栃木県の総合内科医のブログ

栃木県内の総合病院内科の日々のカンファレンス内容や論文抄読会の内容をお届けします。内容については、できる限り吟味しますが、間違いなどありましたら是非ご指摘ください。また、内容の二次利用については自己責任でお願いします。

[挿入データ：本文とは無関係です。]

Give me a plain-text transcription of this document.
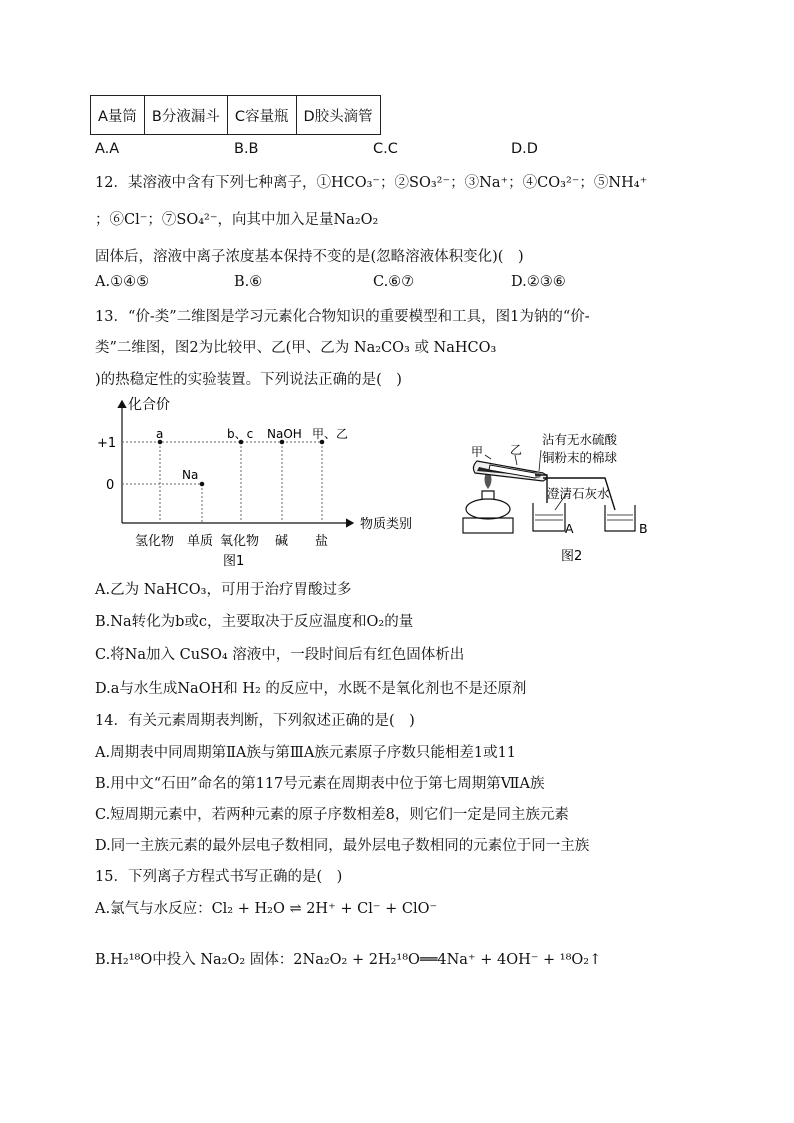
A量筒	B分液漏斗	C容量瓶	D胶头滴管
A.A	B.B	C.C	D.D
12．某溶液中含有下列七种离子，①HCO₃⁻；②SO₃²⁻；③Na⁺；④CO₃²⁻；⑤NH₄⁺
；⑥Cl⁻；⑦SO₄²⁻，向其中加入足量Na₂O₂
固体后，溶液中离子浓度基本保持不变的是(忽略溶液体积变化)(　)
A.①④⑤	B.⑥	C.⑥⑦	D.②③⑥
13．“价-类”二维图是学习元素化合物知识的重要模型和工具，图1为钠的“价-
类”二维图，图2为比较甲、乙(甲、乙为 Na₂CO₃ 或 NaHCO₃
)的热稳定性的实验装置。下列说法正确的是(　)
化合价
物质类别
+1
0
a
Na
b、c NaOH 甲、乙
氢化物 单质 氧化物 碱 盐
图1
甲 乙
沾有无水硫酸
铜粉末的棉球
澄清石灰水
A	B
图2
A.乙为 NaHCO₃，可用于治疗胃酸过多
B.Na转化为b或c，主要取决于反应温度和O₂的量
C.将Na加入 CuSO₄ 溶液中，一段时间后有红色固体析出
D.a与水生成NaOH和 H₂ 的反应中，水既不是氧化剂也不是还原剂
14．有关元素周期表判断，下列叙述正确的是(　)
A.周期表中同周期第ⅡA族与第ⅢA族元素原子序数只能相差1或11
B.用中文“石田”命名的第117号元素在周期表中位于第七周期第ⅦA族
C.短周期元素中，若两种元素的原子序数相差8，则它们一定是同主族元素
D.同一主族元素的最外层电子数相同，最外层电子数相同的元素位于同一主族
15．下列离子方程式书写正确的是(　)
A.氯气与水反应：Cl₂ + H₂O ⇌ 2H⁺ + Cl⁻ + ClO⁻
B.H₂¹⁸O中投入 Na₂O₂ 固体：2Na₂O₂ + 2H₂¹⁸O══4Na⁺ + 4OH⁻ + ¹⁸O₂↑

論文:Prospective cohort 授乳歴と子宮内膜症リスク

授乳歴と子宮内膜症リスク
History of breast feeding and risk of incident endometriosis: prospective cohort study

BMJ 2017;358:j3778

【目的】
 生涯における授乳歴や完全母乳、産後無月経と子宮内膜症との関係を調査する
【デザイン】
 前向き観察研究
【セッティング】
 Nurse Health Study Ⅱで1989-2011年
【患者】
 7万2394人の1人以上の妊娠が少なくとも6か月持続した女性のうち、3296人が腹腔鏡で子宮内膜症と確定診断されていた。それぞれの妊娠において、授乳期間や完全母乳、産後無月経を評価した。
【メインアウトカム】
 自己申告の腹腔鏡診断で診断された子宮内膜症(96%はカルテ上でも確認された)の経妊女性。多変量解析で子宮内膜症リスクについてのハザード比と95%信頼区間が算出された。
【結果】
 授乳期間および完全母乳は子宮内膜症リスクの低下と有意に関連していた。

 ✓ 生涯授乳期間が1か月未満の女性では子宮内膜症の頻度が10万人辺り453人
 ✓ 生涯授乳期間が36か月以上の女性では、子宮内膜症の頻度が10万人辺り184人

 3か月授乳期間が増えるにつれて、子宮内膜症リスクが8%減ると言う結果(HR 0.92:0.90-0.94)だった。また、完全母乳期間を3か月増やすと子宮内膜症リスクは14%減少(HR 0.86:0.81-0.90)だった。
 授乳歴のない女性と比較すると、生涯授乳期間が36か月以上の女性は、子宮内膜症リスクが40%減少(HR 0.60:0.50-0.72)だった。
 産後無月経の影響は部分的だった。
【結論】
 少なくとも6ヶ月以上の授乳歴がある女性では子宮内膜症リスクの軽減が見られた。産後無月経との関係は部分的であり、授乳による子宮内膜症リスク低減のメカニズムの一部の可能性が考えられた。
 子宮内膜症は慢性経過で治療が難しい病態であり、妊娠した女性においては修正可能な適応行動として授乳を検討していく必要があるかもしれない。

【批判的吟味】
 ・基本的には観察研究なので交絡因子の可能性、そしていつものNurse cohortなので集団の特徴はあります。
 ・レポートバイアスの可能性もありますが、この点はカルテでも確認しているようです。
 ・子宮内膜症の診断は腹腔鏡で確定されておりある程度確かさは担保されている模様です。一方で子宮内膜症と未診断だが症状で苦しんでいる方は含まれない可能性があります。今回のコホート内での子宮内膜症頻度は一般で報告されている頻度より低いので、実際の子宮内膜症との関連と言えるかは悩ましい所です。
 ・用量依存関係が見られているのでより確かさが増していると言えるかもしれません。
【個人的な意見】
 授乳→産後無月経→子宮内膜症リスク↓という関係が考えられているんですねえ。知らなかった。エストロゲンと子宮内膜症は密接に関わりますから、こんなことも検証されるわけですねえ。興味深いです。
 生理学的には、オキシトシンとプロラクチンによる影響も検討されている模様です。ただ、過去に十分検証されていなかったので今回の大規模調査に関連した模様です。